This time last year we were so happy my daughter had gone in to hospital to be induced as her baby was 12 days overdue, evie was born early the next day, how I’m going to cope tomorrow on evie birthday when her lovely grandad is not here to celebrate with us he died last July,
I still cry every day and miss him so much my daughter goes back to work on Tuesday so I have evie Tuesday and Wednesday I know I will cope and she will cheer me up but not having her grandad here to help is so heartbreaking he was here for my sons two girls when they were small I just loved plonking them on his lap while I sorted things out his face said it all as he was usually reading his kindle but he loved playing with them so will be hard on my own,
Take care everyone
I am so sorry that you suffering so much, Linda, I do understand. Your post does tell us that reality sets in when we appear to be at our happiest. It is so cruel, yet, I am so grateful that I had 59 years with Stan (3 weeks short of).
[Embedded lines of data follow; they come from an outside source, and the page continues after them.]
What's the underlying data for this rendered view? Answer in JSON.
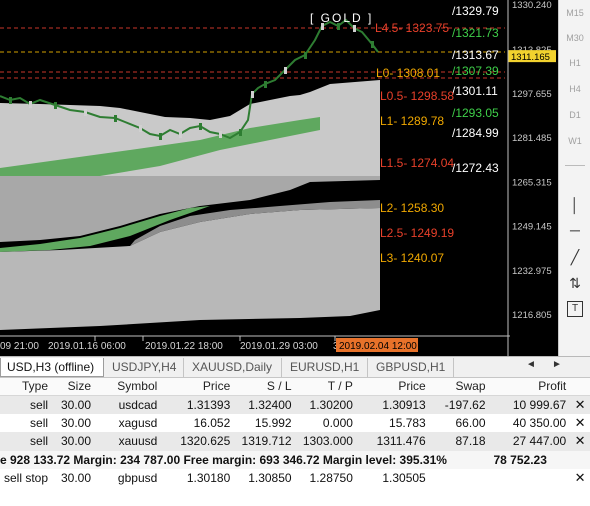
{
  "chart": {
    "symbol_label": "[ GOLD ]",
    "price_axis": [
      {
        "label": "1330.240",
        "price": 1330.24
      },
      {
        "label": "1313.825",
        "price": 1313.825
      },
      {
        "label": "1297.655",
        "price": 1297.655
      },
      {
        "label": "1281.485",
        "price": 1281.485
      },
      {
        "label": "1265.315",
        "price": 1265.315
      },
      {
        "label": "1249.145",
        "price": 1249.145
      },
      {
        "label": "1232.975",
        "price": 1232.975
      },
      {
        "label": "1216.805",
        "price": 1216.805
      }
    ],
    "current_price": {
      "label": "1311.165",
      "price": 1311.165
    },
    "time_axis": [
      "09 21:00",
      "2019.01.16 06:00",
      "2019.01.22 18:00",
      "2019.01.29 03:00",
      "3"
    ],
    "time_axis_highlight": "2019.02.04 12:00",
    "right_labels": [
      {
        "text": "/1329.79",
        "color": "#ffffff"
      },
      {
        "text": "/1321.73",
        "color": "#3fd04a"
      },
      {
        "text": "/1313.67",
        "color": "#ffffff"
      },
      {
        "text": "/1307.39",
        "color": "#3fd04a"
      },
      {
        "text": "/1301.11",
        "color": "#ffffff"
      },
      {
        "text": "/1293.05",
        "color": "#3fd04a"
      },
      {
        "text": "/1284.99",
        "color": "#ffffff"
      },
      {
        "text": "/1272.43",
        "color": "#ffffff"
      }
    ],
    "level_labels": [
      {
        "text": "L4.5- 1323.75",
        "color": "#e8402a"
      },
      {
        "text": "L0- 1308.01",
        "color": "#f0a800"
      },
      {
        "text": "L0.5- 1298.58",
        "color": "#e8402a"
      },
      {
        "text": "L1- 1289.78",
        "color": "#f0a800"
      },
      {
        "text": "L1.5- 1274.04",
        "color": "#e8402a"
      },
      {
        "text": "L2- 1258.30",
        "color": "#f0a800"
      },
      {
        "text": "L2.5- 1249.19",
        "color": "#e8402a"
      },
      {
        "text": "L3- 1240.07",
        "color": "#f0a800"
      }
    ]
  },
  "toolbar": {
    "timeframes": [
      "M15",
      "M30",
      "H1",
      "H4",
      "D1",
      "W1"
    ],
    "tools": [
      "vertical-line-icon",
      "horizontal-line-icon",
      "trendline-icon",
      "arrows-icon",
      "text-label-icon"
    ]
  },
  "tabs": [
    {
      "label": "USD,H3 (offline)",
      "active": true
    },
    {
      "label": "USDJPY,H4",
      "active": false
    },
    {
      "label": "XAUUSD,Daily",
      "active": false
    },
    {
      "label": "EURUSD,H1",
      "active": false
    },
    {
      "label": "GBPUSD,H1",
      "active": false
    }
  ],
  "tab_nav": {
    "left": "◄",
    "right": "►"
  },
  "terminal": {
    "columns": [
      "Type",
      "Size",
      "Symbol",
      "Price",
      "S / L",
      "T / P",
      "Price",
      "Swap",
      "Profit"
    ],
    "rows": [
      [
        "sell",
        "30.00",
        "usdcad",
        "1.31393",
        "1.32400",
        "1.30200",
        "1.30913",
        "-197.62",
        "10 999.67"
      ],
      [
        "sell",
        "30.00",
        "xagusd",
        "16.052",
        "15.992",
        "0.000",
        "15.783",
        "66.00",
        "40 350.00"
      ],
      [
        "sell",
        "30.00",
        "xauusd",
        "1320.625",
        "1319.712",
        "1303.000",
        "1311.476",
        "87.18",
        "27 447.00"
      ]
    ],
    "summary": {
      "equity": "e 928 133.72",
      "margin": "Margin: 234 787.00",
      "free_margin": "Free margin: 693 346.72",
      "margin_level": "Margin level: 395.31%",
      "total": "78 752.23"
    },
    "pending": [
      "sell stop",
      "30.00",
      "gbpusd",
      "1.30180",
      "1.30850",
      "1.28750",
      "1.30505",
      "",
      ""
    ]
  }
}
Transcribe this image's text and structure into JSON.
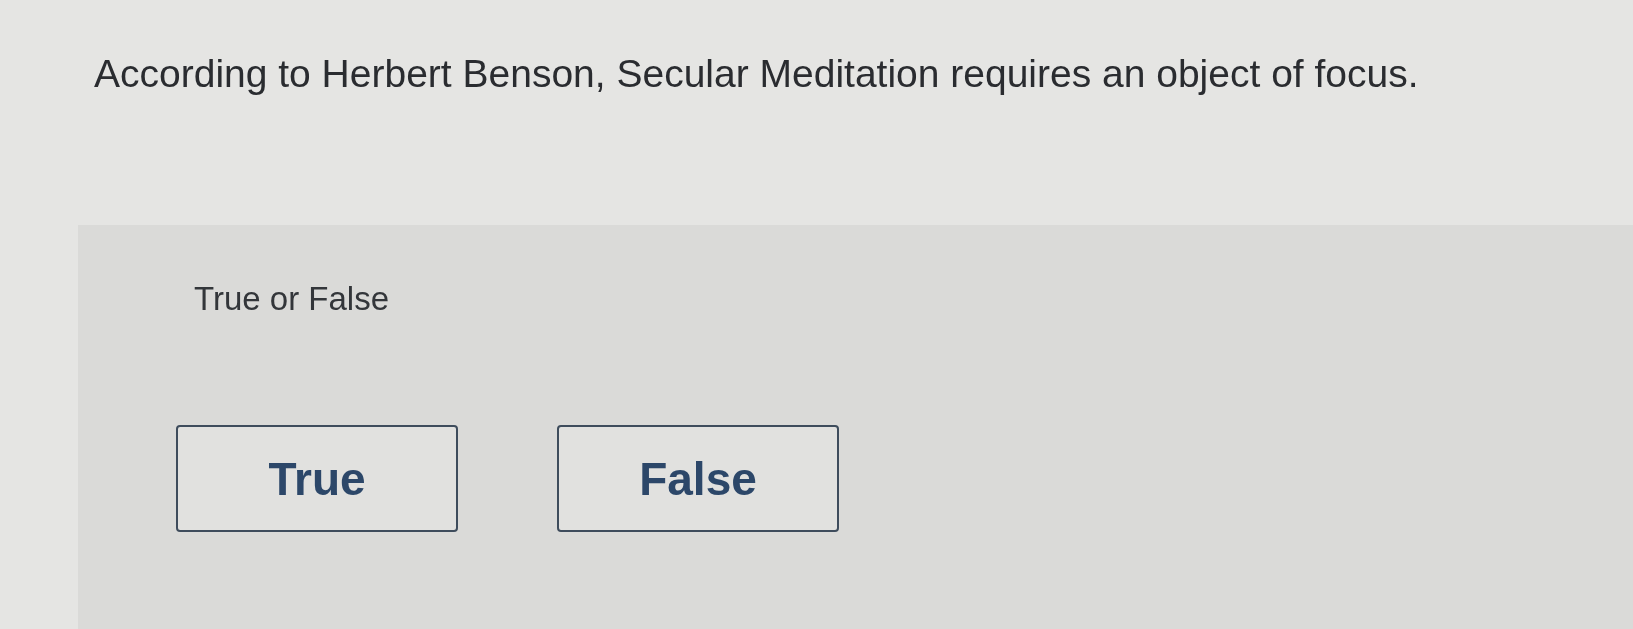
{
  "question": {
    "text": "According to Herbert Benson, Secular Meditation requires an object of focus."
  },
  "answer_panel": {
    "prompt": "True or False",
    "options": [
      {
        "label": "True",
        "selected": false
      },
      {
        "label": "False",
        "selected": false
      }
    ]
  }
}
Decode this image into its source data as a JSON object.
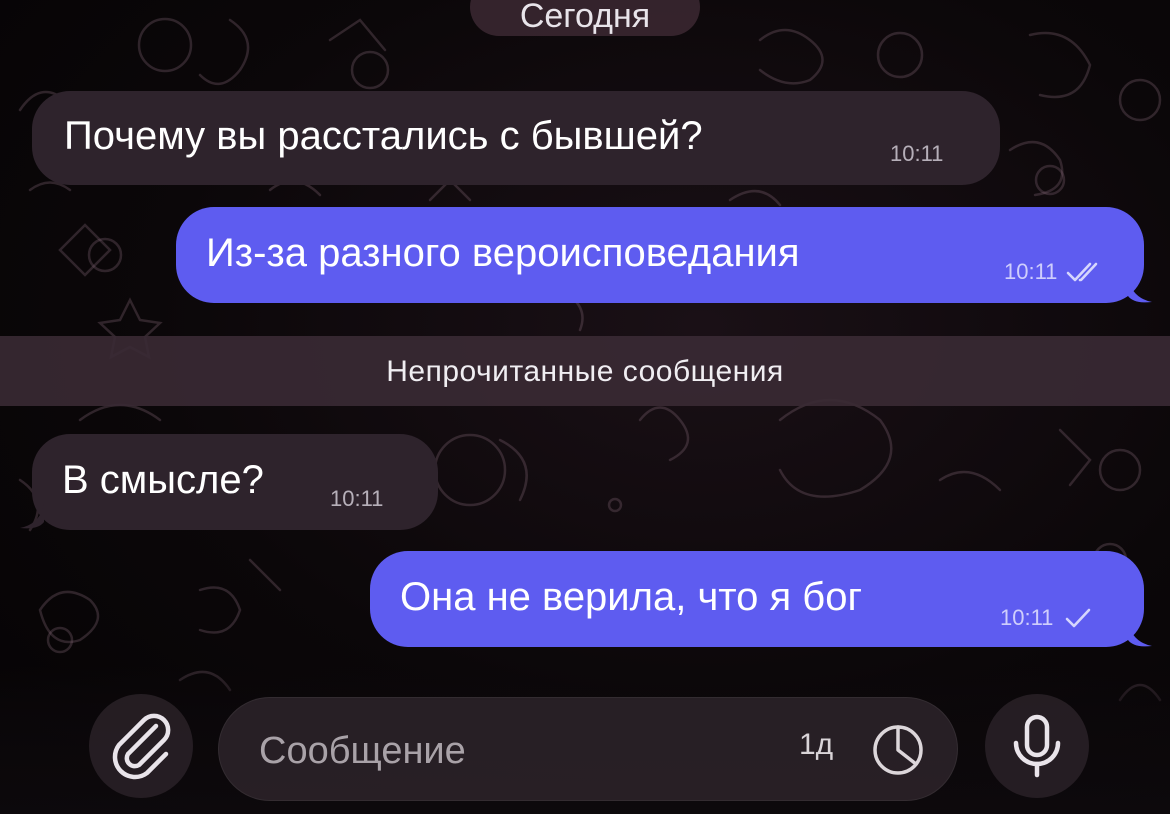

I think I am the oldest member of this group (80} I know that i shall be reunited with my beloved Stan, before too long. I hope that in looking after granddaughter eases your mind. Love
MaryL
hi Linda
very sad that that you cannot share the joys of spending a little time with your granddaughter . with your late husband. life is so cruel at times. you mentioning your husband reading is kindle ,struck a cord with me as Jayne really enjoyed spending her free time reading her kindle.sorry just hand mention that.hope you cope and manage to have a nice time with your little granddaughter.